Anyway, Allie and I apparently share a brain when it comes to spiders:
Go. Read the post. Then come back here…if you can. Because Trust Me. I couldn’t leave her website after I read that. I AM NOW ADDICTED TO ALLIE BROSH. IS THERE A 7 STEP PROGRAM TO PULL ME AWAY FROM THIS WEBSITE? 2 STEPS? Anything? Anyone? Bueller?
Okay, the spiders are funny. And I won’t even talk about how one time I was chased by a wolf spider in my own home. Fishdog was in Chicago on business and I actually CALLED him to tell him that when I was found dead it was because I was chased down and eaten by a wolf spider. Because they are part wolf and they do eat humans. I don’t care what you say. I also won’t tell you about how I carried a baseball bat around with me all night. And that I brutally bludgeoned that wolf spider before it got me first. TRUE STORY. (that I didn’t tell you about)
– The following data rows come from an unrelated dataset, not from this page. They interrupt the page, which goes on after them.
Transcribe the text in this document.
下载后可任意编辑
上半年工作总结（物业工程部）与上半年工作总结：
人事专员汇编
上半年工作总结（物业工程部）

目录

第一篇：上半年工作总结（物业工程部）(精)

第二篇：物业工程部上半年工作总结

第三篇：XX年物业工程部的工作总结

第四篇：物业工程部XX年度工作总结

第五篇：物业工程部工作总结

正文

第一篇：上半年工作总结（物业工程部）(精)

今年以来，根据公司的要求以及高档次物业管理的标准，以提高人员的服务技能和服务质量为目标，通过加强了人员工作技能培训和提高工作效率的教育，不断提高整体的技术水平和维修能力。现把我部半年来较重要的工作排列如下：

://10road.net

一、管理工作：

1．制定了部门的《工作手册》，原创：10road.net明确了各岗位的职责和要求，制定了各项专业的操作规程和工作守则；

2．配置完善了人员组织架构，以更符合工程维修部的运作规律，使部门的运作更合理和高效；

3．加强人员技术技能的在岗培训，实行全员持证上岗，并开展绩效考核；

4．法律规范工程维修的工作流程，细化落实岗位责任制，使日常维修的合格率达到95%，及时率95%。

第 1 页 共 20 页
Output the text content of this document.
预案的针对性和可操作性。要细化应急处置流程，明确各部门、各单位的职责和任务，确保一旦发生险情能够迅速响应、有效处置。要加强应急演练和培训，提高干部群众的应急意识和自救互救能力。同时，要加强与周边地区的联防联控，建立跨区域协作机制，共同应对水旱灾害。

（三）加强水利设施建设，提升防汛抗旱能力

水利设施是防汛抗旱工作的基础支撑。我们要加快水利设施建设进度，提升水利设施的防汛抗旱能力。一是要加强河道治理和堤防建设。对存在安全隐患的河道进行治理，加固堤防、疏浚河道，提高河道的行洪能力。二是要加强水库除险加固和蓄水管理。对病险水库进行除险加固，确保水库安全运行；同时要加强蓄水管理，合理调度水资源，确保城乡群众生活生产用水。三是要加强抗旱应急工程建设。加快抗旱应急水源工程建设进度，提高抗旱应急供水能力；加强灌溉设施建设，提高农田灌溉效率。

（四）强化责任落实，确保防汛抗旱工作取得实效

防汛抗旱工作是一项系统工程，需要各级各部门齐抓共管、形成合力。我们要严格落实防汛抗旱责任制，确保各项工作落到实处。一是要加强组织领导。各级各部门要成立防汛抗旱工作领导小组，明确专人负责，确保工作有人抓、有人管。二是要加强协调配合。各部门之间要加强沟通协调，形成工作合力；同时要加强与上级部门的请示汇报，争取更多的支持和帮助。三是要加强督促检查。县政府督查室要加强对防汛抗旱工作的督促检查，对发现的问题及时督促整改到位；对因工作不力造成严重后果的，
Anyway, you’re back, right? Okay, cuz now I’m going to send you back to the website to read the BEST POST EVER ON THIS EARTH. I mean, if I’m telling you it is THE BEST POST EVER ON THIS EARTH then you know it is. Right? Right.
The Alot is better than you at everything.
I have been known to abuse Alot and as an English major and a writer, I know better. Just like I know All Right is two words yet I write Alright all the time. Just like I know I’m not supposed to end a sentence with a preposition yet I find myself asking stuff like “Where’s my deoderant at?” constantly. (and for the record, if I ask you where my deoderant is at and you answer BETWEEN THE “A” AND THE “T.” you are likely to get a skillet to the head. Consider yourself warned.)
Anyway, I just had to share my new obsession with you. I hope you find it as awesome as I do.
Hyperbole and a Half is the Epic of Awesome.